辛抱強く相手をしていたベジータだったが、ついに堪忍袋の緒が切れた。
『そんなに切りたいのなら、自分で切ったらどうなんだ。』
口から出てしまった言葉をすぐに悔やんだ父親を睨みつけて、
ブラは工作用のハサミを取り出した・・・。
「あの子ったら、なんてことするのかしら・・・ 」
「まぁ、いい。 このくらい。」
そう言ってベジータは部屋を出て行った。
まったく。 ブラには甘いんだから。
「パパの髪、あのままにしておくの?」
数日後、 ブルマと二人になった際、トランクスが言った。
「そうねぇ。 結構、目立つわよね。」
「お店に連れて行って、ちゃんとしてもらえばいいじゃないか。
おれの担当の人、上手だよ。」
息子の提案に、ブルマは口をとがらせる。
「あんたの担当の美容師さんって、女の人でしょ。 ・・・イヤよ。」
まるで小娘みたいな、母親の言い草。
トランクスは気を取り直して別の案を出す。
「じゃあ、ママの担当の人に頼めば? 男の人なんでしょ。」
「あの人ね・・・ 最近知ったんだけど、中身は女の子みたいなのよ。
だから、やっぱりイヤ。」
もう、付き合いきれない。 トランクスはあきれてしまった。
「そんなに気になるなら、今、適当に揃えろ。」
「えーーっ、 わたしが?」
ためらう妻に、ベジータはぼそり、とつぶやく。
「あいつの・・ トランクスの髪を切ってやっていただろう。」
「え? トランクスは、ちゃんとお店で・・・」
「タイムマシンで来たほうの、だ。」
ああ・・・。
あの時やっぱり難しくって、ほとんど母さんにやってもらったのよね。
だけど、しっかり覚えてたのね、 そんなこと・・・。
ブルマはほほえんだ。
「固すぎて、うまく切れないわ。 刃が負けそう・・・ ブラは、よくあんなハサミで切れたわね。」
「なかなか力があるようだからな。
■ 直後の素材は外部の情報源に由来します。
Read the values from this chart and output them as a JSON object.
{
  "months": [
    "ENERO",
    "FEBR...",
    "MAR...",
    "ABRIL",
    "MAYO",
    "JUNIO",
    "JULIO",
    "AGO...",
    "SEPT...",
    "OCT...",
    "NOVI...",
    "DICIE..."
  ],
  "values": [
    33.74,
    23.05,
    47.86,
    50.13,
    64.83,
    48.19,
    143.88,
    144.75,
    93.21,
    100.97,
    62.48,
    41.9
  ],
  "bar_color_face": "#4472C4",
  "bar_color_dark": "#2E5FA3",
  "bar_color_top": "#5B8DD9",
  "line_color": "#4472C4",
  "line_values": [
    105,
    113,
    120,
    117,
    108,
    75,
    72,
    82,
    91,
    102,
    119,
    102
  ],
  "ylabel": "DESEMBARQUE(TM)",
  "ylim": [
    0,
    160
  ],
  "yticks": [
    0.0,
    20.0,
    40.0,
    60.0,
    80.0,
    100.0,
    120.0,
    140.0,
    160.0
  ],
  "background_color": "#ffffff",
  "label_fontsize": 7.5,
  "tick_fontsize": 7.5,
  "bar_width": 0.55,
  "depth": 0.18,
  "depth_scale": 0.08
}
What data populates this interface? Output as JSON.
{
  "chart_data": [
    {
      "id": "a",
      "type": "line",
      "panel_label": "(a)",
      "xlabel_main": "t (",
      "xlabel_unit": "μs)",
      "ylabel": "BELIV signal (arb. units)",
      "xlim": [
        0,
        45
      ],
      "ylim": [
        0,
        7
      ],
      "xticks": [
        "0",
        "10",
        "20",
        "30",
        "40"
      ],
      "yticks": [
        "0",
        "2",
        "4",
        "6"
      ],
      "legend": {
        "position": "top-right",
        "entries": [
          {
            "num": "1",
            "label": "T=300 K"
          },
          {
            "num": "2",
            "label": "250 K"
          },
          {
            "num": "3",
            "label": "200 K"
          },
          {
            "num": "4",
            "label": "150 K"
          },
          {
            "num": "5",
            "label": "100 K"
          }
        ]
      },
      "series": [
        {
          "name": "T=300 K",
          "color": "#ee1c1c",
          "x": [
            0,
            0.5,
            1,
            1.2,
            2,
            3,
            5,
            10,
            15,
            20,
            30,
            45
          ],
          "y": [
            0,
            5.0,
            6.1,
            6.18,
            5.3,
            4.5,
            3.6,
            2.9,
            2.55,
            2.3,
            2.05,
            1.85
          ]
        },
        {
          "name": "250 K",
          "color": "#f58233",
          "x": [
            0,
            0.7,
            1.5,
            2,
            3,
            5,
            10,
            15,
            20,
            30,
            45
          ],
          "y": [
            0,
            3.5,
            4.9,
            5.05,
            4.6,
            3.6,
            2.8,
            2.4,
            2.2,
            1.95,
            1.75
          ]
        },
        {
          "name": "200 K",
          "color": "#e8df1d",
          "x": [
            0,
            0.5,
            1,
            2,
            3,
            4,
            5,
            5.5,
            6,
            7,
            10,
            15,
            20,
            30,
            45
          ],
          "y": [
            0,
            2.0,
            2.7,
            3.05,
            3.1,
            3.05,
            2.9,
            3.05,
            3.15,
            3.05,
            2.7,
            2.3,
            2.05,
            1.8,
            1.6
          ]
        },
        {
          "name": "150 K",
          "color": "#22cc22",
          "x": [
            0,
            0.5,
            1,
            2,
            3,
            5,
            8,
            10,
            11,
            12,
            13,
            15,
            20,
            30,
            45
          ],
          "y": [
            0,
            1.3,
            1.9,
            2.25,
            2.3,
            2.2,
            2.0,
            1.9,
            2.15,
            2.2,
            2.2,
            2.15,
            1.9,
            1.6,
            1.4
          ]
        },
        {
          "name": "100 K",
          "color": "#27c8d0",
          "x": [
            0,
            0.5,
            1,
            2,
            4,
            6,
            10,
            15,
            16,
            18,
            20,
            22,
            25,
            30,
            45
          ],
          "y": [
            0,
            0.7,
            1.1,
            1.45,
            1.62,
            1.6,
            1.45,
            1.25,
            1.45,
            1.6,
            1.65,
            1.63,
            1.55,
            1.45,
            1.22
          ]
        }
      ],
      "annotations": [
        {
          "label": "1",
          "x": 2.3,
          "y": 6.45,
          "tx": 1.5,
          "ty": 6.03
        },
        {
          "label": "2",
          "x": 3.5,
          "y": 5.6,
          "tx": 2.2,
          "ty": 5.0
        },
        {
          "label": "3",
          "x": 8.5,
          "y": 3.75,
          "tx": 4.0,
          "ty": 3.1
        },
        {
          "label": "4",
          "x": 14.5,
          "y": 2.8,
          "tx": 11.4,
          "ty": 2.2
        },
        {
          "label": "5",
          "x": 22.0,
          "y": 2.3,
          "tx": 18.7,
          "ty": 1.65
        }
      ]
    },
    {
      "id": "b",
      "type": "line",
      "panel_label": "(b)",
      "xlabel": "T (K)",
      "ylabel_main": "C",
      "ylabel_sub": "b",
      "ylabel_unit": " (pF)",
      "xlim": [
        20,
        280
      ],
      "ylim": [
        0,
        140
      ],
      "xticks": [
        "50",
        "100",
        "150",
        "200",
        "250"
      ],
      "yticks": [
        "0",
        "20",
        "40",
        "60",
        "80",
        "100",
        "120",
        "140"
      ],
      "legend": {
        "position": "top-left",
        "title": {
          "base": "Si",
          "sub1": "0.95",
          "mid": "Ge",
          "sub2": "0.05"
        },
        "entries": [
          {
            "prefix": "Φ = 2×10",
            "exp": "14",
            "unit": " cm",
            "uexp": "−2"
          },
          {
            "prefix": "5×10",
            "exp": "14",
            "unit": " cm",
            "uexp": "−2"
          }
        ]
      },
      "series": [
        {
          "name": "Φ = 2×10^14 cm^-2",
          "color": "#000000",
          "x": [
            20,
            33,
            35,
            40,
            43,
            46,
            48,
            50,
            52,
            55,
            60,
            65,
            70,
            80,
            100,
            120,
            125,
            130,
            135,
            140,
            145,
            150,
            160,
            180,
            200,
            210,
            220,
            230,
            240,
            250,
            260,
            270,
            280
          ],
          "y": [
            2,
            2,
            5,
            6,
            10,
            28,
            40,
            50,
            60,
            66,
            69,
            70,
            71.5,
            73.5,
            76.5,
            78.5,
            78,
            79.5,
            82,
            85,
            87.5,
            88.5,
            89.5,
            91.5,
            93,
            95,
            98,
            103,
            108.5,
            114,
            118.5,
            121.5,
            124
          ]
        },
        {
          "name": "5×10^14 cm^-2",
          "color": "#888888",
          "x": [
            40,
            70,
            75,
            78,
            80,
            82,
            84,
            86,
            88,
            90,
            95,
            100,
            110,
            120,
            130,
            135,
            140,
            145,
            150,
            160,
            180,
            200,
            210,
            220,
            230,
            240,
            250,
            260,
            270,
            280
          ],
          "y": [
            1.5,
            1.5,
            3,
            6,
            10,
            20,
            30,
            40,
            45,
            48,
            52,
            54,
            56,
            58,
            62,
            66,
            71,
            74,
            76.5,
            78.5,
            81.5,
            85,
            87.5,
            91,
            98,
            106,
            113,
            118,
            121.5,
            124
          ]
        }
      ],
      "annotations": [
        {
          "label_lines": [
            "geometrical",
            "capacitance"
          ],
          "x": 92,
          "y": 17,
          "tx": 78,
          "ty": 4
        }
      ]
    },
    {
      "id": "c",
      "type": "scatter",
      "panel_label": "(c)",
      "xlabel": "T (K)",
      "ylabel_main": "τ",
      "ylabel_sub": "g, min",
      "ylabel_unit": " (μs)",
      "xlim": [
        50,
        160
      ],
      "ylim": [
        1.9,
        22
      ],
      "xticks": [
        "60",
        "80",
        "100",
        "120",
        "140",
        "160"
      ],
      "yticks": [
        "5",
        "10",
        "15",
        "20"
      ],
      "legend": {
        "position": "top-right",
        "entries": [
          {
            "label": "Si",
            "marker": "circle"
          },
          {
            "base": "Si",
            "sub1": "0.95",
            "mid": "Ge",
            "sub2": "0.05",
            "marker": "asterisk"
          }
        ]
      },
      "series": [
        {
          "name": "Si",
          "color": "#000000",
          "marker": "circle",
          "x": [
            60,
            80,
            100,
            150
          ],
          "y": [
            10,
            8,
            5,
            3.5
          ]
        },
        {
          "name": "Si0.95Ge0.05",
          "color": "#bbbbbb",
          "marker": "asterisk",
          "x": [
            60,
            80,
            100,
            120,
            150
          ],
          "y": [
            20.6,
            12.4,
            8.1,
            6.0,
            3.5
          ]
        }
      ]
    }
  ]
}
」
ベジータの口元が笑っている。
「ずいぶん優しいのね?」
ブルマは、ハサミをサイドテーブルに置いた。
「ブラ、すっごくかわいいものね。 わたしにそっくりで。 ・・・でも」
見えないところは、あんたにそっくりよ・・・。
後ろから、夫の肩に両腕をまわす。
「髪の毛がつくぞ。」 「いいの・・・ 」
首を伸ばして、頬に、耳たぶに、唇を寄せる。
そんなことをしながら、きちんと整えられるはずもなく
ベジータはそれから長いこと、あの髪形だった。
そこにようやくハサミを入れて整えたのは、
生意気盛りに差し掛かった娘の一言がきっかけだったという。